Avant de nous projeter sur l'année qui commence, regardons d'abord d'où nous venons.
La conjoncture ne nous a pas gâtés en 2003 et notre pays n'a pas échappé à la panne de croissance européenne. 2003 restera, avec 1975 et 1993, l'une des années les plus difficiles depuis 50 ans.
Dans ce contexte peu porteur, nous avons su cependant mener des réformes essentielles pour remettre notre pays dans le " bon sens ".
Permettez-moi de revenir brièvement sur quelques unes de ces réformes :
- la réforme des retraites d'abord, pour sauvegarder un régime qui est un des piliers de notre pacte républicain, tout en améliorant la soutenabilité de nos finances publiques ;
- la baisse des impôts et des charges pour revaloriser le travail et l'effort ;
- la loi sur l'Initiative économique, portée par Renaud Dutreil, pour faciliter la création d'entreprises avec les excellents résultats que l'on connaît ;
- le plan Innovation de Nicole Fontaine pour donner aux entreprises les moyens de répondre au défi de la recherche et du développement ;
- le plan d'action de François Loos pour renforcer la présence de nos PME à l'international.
2003 a aussi marqué un tournant dans la maîtrise de nos finances publiques : pour la première fois depuis de longues années, les dépenses de l'État ont été contenues au niveau voté par le Parlement. C'est à Alain Lambert que nous le devons. Et la loi de finances pour 2004, qui vient d'être votée, permettra - c'est historique - de stabiliser le volume des dépenses publiques sur deux années consécutives.
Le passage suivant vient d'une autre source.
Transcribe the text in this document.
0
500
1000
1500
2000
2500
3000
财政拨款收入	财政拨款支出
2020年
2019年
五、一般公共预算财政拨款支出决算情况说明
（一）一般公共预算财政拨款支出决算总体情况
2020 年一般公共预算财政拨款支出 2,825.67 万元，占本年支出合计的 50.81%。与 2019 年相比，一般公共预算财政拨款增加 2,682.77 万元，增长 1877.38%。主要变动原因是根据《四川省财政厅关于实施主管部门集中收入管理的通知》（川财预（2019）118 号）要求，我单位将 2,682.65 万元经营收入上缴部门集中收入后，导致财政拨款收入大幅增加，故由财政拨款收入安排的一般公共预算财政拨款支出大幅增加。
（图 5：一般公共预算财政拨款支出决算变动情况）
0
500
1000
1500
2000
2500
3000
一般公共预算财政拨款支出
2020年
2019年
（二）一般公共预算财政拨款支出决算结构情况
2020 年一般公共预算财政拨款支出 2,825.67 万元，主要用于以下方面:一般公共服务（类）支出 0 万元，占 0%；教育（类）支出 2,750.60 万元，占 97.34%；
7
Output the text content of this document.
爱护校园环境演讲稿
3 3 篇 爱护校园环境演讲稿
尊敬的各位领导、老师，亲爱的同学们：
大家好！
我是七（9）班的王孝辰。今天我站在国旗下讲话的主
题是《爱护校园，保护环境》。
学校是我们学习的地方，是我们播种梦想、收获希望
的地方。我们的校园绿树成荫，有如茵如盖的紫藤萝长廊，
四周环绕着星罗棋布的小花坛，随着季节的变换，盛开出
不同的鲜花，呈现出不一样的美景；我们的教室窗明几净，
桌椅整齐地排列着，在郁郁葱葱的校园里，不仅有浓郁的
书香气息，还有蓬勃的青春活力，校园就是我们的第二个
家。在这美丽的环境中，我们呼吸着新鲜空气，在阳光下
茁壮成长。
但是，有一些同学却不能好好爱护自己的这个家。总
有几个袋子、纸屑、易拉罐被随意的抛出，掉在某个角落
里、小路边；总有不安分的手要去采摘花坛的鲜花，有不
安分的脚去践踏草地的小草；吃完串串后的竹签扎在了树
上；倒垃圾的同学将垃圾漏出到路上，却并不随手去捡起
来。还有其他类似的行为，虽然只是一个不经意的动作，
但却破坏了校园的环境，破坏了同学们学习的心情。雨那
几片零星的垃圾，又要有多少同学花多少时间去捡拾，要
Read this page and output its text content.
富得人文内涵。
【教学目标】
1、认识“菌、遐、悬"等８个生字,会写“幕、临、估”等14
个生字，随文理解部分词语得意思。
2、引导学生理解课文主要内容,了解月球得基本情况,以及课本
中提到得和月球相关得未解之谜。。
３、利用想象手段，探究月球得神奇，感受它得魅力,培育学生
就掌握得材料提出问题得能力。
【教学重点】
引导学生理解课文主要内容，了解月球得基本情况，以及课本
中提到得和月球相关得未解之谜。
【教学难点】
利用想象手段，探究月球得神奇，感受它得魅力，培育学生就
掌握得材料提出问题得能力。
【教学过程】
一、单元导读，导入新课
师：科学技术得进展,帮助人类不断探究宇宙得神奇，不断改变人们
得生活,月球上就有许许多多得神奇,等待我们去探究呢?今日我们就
2003 aura permis également de redéfinir le rôle de l'État. Nous avons poursuivi le désengagement de l'État des entreprises du secteur concurrentiel. Et pour celles dans lesquelles il garde une participation, nous nous sommes donnés les moyens de les gérer plus efficacement avec l'Agence des Participations de l'État.
Enfin, de nombreux chantiers ont été menés à bien dans le domaine financier : je pense en particulier à la Loi de sécurité financière qui contribue à restaurer la confiance dans les marchés et à la réforme de l'épargne réglementée.
Au total, je retiens de 2003 que même dans l'adversité, nous pouvons - à condition de le vouloir - mener les réformes fondamentales que les Français sont en droit d'attendre.
Avec le retour de la croissance, l'enjeu de 2004 est de poursuivre ces réformes, pour accélérer la reprise et, plus important encore, la transformer en croissance durable et créatrice d'emplois. C'est la première exigence qu'a rappelée le Président de la République. C'est la priorité du gouvernement. C'est notre priorité à Bercy.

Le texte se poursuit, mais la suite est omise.